Because OCaml's foreign function interface is C based, it is necessary to create a C wrapper. To avoid difficulties in passing back arrays of values, we are going to simply create a function that will return the second element of the temperature array as computed by the function and ignore the other return values (this is a very frequent use of the function). This function will be in the source file wrapper.c.

CAMLprim value gtd6_t (value iydV, value secVal, value altVal, value latVal, value lonVal) {
   CAMLparam5( iydV, secVal, altVal, latVal, lonVal );
   long iyd = Long_val( iydV );
   float    sec = Double_val( secVal );
   float    alt = Double_val( altVal );
   float    lat = Double_val( latVal );
   float    lon = Double_val( lonVal );

   gtd6_(&iyd, &sec, &alt, &glat, &glon, d, t);
   CAMLreturn( caml_copy_double( t[1] ) );

A few points of interest

  1. The file must include the OCaml header files alloc.h, memory.h, and mlvalue.h.
  2. The function first calls the CAMLparam5 macro. This is required at the start of any function that uses the CAML types.
  3. The function uses the Double_val and Long_val macros to extract the C types from the OCaml value object.
  4. All of the values are passed by reference to the gtd6_ routine as required by the prototype.
  5. The function uses the copy_caml_double function and the CAMLreturn macro to create a new value containing the return value and to return it respectively.

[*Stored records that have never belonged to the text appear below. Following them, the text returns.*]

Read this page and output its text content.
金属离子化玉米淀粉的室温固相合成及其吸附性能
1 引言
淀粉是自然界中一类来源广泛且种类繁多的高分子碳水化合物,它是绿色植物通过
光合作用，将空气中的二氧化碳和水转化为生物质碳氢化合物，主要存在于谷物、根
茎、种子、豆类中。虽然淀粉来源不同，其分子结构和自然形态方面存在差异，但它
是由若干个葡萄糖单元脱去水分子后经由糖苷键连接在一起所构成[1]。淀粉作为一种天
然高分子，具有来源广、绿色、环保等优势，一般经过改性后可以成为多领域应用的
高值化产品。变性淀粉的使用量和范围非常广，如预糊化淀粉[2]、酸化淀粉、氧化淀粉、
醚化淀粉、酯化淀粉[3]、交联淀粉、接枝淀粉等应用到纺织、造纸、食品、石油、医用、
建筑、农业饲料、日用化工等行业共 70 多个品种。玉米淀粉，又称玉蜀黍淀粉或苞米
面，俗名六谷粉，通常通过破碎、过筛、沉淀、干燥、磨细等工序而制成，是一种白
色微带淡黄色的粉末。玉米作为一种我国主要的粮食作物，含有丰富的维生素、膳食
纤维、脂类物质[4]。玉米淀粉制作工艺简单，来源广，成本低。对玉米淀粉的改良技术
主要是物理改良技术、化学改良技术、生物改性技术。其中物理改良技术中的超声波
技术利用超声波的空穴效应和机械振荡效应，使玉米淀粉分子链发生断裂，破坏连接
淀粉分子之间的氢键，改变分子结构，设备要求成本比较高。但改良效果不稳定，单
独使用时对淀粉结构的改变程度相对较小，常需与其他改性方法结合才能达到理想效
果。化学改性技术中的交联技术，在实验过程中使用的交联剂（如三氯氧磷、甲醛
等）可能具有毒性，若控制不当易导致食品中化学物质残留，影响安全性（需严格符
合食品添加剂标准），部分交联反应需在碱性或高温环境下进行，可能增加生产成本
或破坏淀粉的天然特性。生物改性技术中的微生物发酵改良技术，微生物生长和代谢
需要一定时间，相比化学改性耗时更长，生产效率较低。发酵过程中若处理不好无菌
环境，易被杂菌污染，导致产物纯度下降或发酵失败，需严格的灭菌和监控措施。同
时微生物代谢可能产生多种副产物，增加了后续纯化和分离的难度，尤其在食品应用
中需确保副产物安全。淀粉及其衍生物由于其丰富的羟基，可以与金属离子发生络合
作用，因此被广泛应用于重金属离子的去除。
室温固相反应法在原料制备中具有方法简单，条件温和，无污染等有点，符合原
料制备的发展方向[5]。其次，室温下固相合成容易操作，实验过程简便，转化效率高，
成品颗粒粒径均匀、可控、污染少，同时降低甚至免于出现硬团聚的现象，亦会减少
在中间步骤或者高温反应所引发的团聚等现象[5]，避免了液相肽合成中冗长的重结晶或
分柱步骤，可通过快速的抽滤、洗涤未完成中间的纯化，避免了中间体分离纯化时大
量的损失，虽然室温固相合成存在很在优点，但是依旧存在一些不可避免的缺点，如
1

Step 3: Compile the shared library.

Now having the two source files funcs.f and wrapper.c we need to create a shared library that can be loaded by OCaml. Its easier to do this as a multistep process, so here are the commands:

prompt> g77 -c funcs.f

prompt> cc -I<ocaml include path> -c wrapper.c

prompt> cc -shared -o wrapper.so wrapper.o funcs.o -lg2c

This will create a shared object library called wrapper.so containing the fortran function and the wrapper function. The -lg2c option is required to provide the implementations of the built in fortran functions that are used.

Step 4: Now to OCaml

Now in an OCaml file (gtd6.ml) we have to define the external reference to the function and a function to call it.

external temp : int -> float -> float -> float -> float -> float = "gtd6_t"

let () =
  print_double (temp 1 2.0 3.0 4.0 5.0);
  print_newline ()

This tells OCaml that the temp function takes 5 parameters and returns a single floating point and calls the C function gtd6_t.

At this point, the steps that are given are to compile this into bytecode. I don't yet have much experience compiling to native so I'll let some else help out (or wait until I learn how to do it).

prompt> ocamlc -c gtd6.ml prompt> ocamlc -o test gtd6.cmo wrapper.so

And voila, we've called the fortran function from OCaml.